Deze voorwaarden zijn op zichzelf echter nog niet voldoende. Er moet ook zijn voldaan aan de volgende vereisten:

  1. De kosten van de zorg of het geneesmiddel zijn zo hoog zijn dat de verzekerde deze zelf niet kan opbrengen;

  2. Alternatieven ontbreken;

  3. De zorg of het geneesmiddel is noodzakelijk in verband met een medisch zeer ernstige toestand die levensbedreigend is of die leidt tot ernstig lijden;

  4. Aannemelijk is dat de zorg of het geneesmiddel in aanmerking komt voor opname in het verzekerde pakket.


In de zaak van het elfjarige meisje laat de Hoge Raad het oordeel van de voorzieningenrechter in stand. Hij is van oordeel dat haar situatie zodanig bijzonder is dat VGZ gehouden is om de behandeling met bosentan te vergoeden. De contractuele aanspraak van het meisje jegens VGZ wordt gegrond op de eisen van redelijkheid en billijkheid die voortvloeien uit artikel 6:2 en artikel 6:248 BW.

Precedentwerking?

Uit dit arrest blijkt dat een verzekerde onder omstandigheden recht heeft op vergoeding van niet-gedekte zorg. De Hoge Raad maakt in zijn arrest tegelijkertijd duidelijk dat dit recht alleen in zeer uitzonderlijke gevallen bestaat. De uitzonderingsregel uit het arrest moet dan ook met grote terughoudendheid worden toegepast. De concrete omstandigheden van een individueel geval zijn doorslaggevend.
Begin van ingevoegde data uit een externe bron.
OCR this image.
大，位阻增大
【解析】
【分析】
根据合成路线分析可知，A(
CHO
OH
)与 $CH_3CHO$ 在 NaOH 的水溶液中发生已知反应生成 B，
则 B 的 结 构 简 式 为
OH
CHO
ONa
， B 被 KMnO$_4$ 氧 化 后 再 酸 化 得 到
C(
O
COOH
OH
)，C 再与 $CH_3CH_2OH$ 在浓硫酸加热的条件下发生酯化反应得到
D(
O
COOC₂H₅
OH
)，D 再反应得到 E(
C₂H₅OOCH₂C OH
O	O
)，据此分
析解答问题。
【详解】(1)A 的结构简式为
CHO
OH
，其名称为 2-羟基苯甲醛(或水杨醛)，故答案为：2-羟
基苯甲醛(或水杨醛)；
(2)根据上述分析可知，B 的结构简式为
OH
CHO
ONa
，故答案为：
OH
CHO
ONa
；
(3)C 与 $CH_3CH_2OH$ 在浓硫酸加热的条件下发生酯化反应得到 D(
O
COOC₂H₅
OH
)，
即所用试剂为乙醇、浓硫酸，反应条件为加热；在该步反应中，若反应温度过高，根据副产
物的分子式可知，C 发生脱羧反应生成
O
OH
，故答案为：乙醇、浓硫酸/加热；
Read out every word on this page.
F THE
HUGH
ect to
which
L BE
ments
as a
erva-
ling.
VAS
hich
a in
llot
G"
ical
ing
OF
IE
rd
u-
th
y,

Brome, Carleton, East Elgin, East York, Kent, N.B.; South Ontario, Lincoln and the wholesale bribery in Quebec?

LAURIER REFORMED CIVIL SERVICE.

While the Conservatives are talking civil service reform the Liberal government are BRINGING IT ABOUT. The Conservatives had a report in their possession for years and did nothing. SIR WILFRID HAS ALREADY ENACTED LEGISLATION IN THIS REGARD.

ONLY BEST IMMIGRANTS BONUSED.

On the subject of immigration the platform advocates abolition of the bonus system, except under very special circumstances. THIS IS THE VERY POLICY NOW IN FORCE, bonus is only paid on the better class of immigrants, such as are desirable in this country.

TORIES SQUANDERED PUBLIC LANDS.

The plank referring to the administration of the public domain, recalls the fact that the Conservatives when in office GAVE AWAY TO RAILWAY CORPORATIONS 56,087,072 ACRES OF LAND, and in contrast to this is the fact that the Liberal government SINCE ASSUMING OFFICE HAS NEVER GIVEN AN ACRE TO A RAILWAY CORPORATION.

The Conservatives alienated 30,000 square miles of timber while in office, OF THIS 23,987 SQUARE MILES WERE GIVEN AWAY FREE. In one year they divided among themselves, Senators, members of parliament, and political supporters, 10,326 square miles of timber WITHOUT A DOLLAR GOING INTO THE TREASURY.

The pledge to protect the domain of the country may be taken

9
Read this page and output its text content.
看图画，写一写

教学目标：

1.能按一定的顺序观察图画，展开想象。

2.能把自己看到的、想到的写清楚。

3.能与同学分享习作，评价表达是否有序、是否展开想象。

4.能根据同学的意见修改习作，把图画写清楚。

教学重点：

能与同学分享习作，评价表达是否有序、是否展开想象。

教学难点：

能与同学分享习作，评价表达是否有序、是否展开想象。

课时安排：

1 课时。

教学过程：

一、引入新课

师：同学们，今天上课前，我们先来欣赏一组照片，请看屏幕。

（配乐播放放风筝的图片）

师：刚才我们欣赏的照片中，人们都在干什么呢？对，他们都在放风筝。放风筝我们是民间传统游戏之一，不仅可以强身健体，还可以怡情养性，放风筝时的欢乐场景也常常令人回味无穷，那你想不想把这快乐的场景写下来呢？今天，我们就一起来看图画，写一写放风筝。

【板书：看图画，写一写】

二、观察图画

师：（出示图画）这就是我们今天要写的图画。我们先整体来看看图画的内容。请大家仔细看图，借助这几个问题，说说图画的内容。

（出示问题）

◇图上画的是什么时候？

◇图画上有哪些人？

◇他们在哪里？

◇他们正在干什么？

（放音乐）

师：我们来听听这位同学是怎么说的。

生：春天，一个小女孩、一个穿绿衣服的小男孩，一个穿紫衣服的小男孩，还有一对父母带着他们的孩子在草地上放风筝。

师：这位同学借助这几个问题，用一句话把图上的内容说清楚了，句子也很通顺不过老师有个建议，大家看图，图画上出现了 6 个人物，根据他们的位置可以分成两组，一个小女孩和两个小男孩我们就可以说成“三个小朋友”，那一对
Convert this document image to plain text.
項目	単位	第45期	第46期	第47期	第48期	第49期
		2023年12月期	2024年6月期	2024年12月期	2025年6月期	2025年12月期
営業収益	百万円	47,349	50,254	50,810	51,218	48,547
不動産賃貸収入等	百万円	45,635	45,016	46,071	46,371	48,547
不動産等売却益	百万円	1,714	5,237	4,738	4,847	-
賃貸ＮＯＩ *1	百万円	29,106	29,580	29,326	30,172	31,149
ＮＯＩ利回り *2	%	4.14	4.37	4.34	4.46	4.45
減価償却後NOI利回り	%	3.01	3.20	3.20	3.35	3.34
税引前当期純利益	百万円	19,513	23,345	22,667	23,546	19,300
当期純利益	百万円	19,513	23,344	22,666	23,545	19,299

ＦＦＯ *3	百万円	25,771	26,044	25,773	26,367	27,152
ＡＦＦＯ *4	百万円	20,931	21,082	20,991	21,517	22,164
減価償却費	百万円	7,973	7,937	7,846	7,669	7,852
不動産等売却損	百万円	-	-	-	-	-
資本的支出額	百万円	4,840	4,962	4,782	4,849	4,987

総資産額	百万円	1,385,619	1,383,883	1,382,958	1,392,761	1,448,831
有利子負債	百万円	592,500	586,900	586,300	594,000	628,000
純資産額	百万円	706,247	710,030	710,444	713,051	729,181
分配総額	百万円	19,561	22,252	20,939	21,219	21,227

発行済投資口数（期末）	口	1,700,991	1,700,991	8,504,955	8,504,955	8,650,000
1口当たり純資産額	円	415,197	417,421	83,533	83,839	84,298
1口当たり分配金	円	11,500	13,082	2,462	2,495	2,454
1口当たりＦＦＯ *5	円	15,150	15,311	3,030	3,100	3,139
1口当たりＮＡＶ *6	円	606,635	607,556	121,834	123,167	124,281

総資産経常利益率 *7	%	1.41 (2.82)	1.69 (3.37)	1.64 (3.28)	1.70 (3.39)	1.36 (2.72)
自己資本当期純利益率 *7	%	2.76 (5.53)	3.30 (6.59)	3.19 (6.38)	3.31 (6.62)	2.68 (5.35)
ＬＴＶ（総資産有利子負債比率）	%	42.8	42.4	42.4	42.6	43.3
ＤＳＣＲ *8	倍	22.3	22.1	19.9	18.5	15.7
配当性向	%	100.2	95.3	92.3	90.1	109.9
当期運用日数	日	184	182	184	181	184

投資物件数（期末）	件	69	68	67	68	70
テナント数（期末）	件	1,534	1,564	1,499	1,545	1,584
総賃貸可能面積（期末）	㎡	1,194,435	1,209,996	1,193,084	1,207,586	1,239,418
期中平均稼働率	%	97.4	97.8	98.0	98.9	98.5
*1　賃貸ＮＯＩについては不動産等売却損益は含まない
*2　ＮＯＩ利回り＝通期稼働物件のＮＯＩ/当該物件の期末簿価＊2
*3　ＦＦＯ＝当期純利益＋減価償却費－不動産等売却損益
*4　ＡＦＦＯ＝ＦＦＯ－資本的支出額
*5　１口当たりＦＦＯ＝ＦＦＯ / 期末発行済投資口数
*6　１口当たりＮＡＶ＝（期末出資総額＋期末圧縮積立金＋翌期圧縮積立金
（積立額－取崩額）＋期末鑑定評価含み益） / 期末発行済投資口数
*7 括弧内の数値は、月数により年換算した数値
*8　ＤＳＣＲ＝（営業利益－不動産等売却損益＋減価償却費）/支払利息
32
Het ligt voor de hand dat dit arrest ook door andere verzekerden zal worden aangegrepen om vergoeding af te dwingen van niet-verzekerde zorg. De kans op succes moet echter niet worden overschat. De Hoge Raad heeft de deur weliswaar - naar mijn mening zeer terecht - op een kiertje gezet, maar ik verwacht dat de meeste rechtzoekenden ook in de toekomst tegen een gesloten deur zullen aanlopen. Hoofdregel blijft immers: je hebt geen recht op vergoeding van zorg die buiten het door de regering vastgestelde verzekerde pakket valt. En dat is ook goed, want anders zou het hek binnen de kortste keren van de dam raken…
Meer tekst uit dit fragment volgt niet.